IV Domenica di Pasqua - Anno C - "Gesù buon Pastore" - 8 maggio 2022

Con la quarta domenica di Pasqua ogni anno si celebra la 59^ Giornata Mondiale di preghiera per le vocazioni. Uniti a Papa Francesco chiediamo a Dio il dono di “sacerdoti innamorati del Vangelo” , capaci di farsi prossimi con i fratelli ed essere, così, segno vivo dell’amore misericordioso di Dio .
Nella prima lettura, tratta dagli Atti degli apostoli, ci viene descritta l’opera missionaria di Paolo e Barnaba ad Antiochia: i discepoli “pieni di gioia e di Spirito Santo” erano attivissimi nel formare una comunità unita. Di fronte alla reazione di rifiuto dei Giudei del luogo, essi dichiarano che si sarebbero rivolti per il futuro ai pagani annunciando loro il Vangelo.

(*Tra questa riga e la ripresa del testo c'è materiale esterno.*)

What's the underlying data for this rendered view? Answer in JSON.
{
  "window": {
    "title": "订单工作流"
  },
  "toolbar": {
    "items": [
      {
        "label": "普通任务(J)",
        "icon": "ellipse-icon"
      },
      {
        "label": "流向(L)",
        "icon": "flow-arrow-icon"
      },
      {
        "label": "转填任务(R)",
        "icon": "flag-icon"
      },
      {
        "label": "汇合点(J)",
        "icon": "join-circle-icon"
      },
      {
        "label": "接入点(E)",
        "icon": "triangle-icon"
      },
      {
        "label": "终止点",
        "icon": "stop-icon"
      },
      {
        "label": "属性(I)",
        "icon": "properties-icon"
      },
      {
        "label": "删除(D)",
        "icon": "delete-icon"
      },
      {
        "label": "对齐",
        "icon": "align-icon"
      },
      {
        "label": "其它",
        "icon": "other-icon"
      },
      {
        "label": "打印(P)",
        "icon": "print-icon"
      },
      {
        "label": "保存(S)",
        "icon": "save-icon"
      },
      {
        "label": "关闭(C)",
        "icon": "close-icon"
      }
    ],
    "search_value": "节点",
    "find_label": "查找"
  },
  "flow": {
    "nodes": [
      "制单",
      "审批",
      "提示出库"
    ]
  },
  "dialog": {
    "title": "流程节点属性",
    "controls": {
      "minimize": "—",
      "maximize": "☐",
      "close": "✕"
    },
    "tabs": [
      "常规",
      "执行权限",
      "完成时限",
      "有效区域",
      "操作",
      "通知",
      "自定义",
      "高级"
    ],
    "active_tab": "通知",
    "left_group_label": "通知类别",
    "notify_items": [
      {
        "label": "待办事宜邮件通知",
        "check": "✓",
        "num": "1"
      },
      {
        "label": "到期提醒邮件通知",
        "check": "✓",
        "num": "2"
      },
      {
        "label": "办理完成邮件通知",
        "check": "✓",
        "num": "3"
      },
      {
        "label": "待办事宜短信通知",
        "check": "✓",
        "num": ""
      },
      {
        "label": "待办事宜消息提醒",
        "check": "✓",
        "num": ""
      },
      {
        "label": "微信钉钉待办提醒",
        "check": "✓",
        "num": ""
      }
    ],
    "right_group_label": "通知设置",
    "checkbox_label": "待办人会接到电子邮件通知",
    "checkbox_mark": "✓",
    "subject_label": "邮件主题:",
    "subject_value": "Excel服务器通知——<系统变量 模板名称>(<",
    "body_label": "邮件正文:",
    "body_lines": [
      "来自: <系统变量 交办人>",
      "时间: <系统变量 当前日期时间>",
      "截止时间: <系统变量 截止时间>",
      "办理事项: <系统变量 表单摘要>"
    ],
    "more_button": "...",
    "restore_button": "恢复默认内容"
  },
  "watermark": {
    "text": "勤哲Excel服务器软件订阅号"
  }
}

Nella seconda lettura, tratta dal libro dell’Apocalisse, Cristo viene presentato come l’agnello sacrificale che si trasforma in pastore: l’Agnello, che sta in mezzo al trono, sarà il loro pastore e li guiderà alle fonti delle acque della vita.

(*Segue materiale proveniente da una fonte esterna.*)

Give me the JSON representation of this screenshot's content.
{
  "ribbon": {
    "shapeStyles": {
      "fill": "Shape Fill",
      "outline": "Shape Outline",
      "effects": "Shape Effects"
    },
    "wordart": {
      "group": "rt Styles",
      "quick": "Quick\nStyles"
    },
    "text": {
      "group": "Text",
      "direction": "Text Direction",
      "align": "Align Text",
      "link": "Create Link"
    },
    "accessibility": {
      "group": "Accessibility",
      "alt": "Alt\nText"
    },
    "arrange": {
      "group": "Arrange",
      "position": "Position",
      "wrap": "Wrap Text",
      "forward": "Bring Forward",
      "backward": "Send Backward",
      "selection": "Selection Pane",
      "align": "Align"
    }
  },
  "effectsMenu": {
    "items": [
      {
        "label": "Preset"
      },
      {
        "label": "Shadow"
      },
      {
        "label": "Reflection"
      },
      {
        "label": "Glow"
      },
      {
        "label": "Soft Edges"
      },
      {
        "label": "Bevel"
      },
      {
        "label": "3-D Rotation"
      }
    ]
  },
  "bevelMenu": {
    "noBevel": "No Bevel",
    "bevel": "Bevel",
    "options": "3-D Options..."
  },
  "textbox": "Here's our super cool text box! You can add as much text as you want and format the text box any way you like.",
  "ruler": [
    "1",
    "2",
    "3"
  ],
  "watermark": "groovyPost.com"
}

Nel vangelo di Giovanni, Gesù viene presentato come il Buon Pastore che afferma: “Le mie pecore ascoltano la mia voce”. In questi tempi così tribolati l’umanità intera ha sete di Cristo, che come buon Pastore, la conduce, la conosce, la custodisce e la guarisce. In Lui non dobbiamo temere il fallimento e la sconfitta e non dobbiamo fingere di essere migliori di come siamo nella realtà. Solo Lui ci promette la vita eterna e sa guidarci “alle fonti delle acque della vita” che guariscono ogni ferita, e asciugheranno ogni nostra lacrima. Solo Lui ci ama per quello che siamo, non per quello che vorremmo essere

Dagli Atti degli Apostoli
In quei giorni, Paolo e Bàrnaba, proseguendo da Perge, arrivarono ad Antiochia in Pisìdia e, entrati nella sinagoga nel giorno di sabato, sedettero.
Molti Giudei e prosèliti credenti in Dio seguirono Paolo e Bàrnaba ed essi, intrattenendosi con loro, cercavano di persuaderli a perseverare nella grazia di Dio.
Il sabato seguente quasi tutta la città si radunò per ascoltare la parola del Signore. Quando videro quella moltitudine, i Giudei furono ricolmi di gelosia e con parole ingiuriose contrastavano le affermazioni di Paolo. Allora Paolo e Barnaba con franchezza dichiararono: «Era necessario che fosse proclamata prima di tutto a voi la parola di Dio, ma poiché la respingete e non vi giudicate degni della vita eterna, ecco: noi ci rivolgiamo ai pagani. Così infatti ci ha ordinato il Signore:
“Io ti ho posto per essere luce delle genti, perché tu porti la salvezza sino all’estremità della terra”».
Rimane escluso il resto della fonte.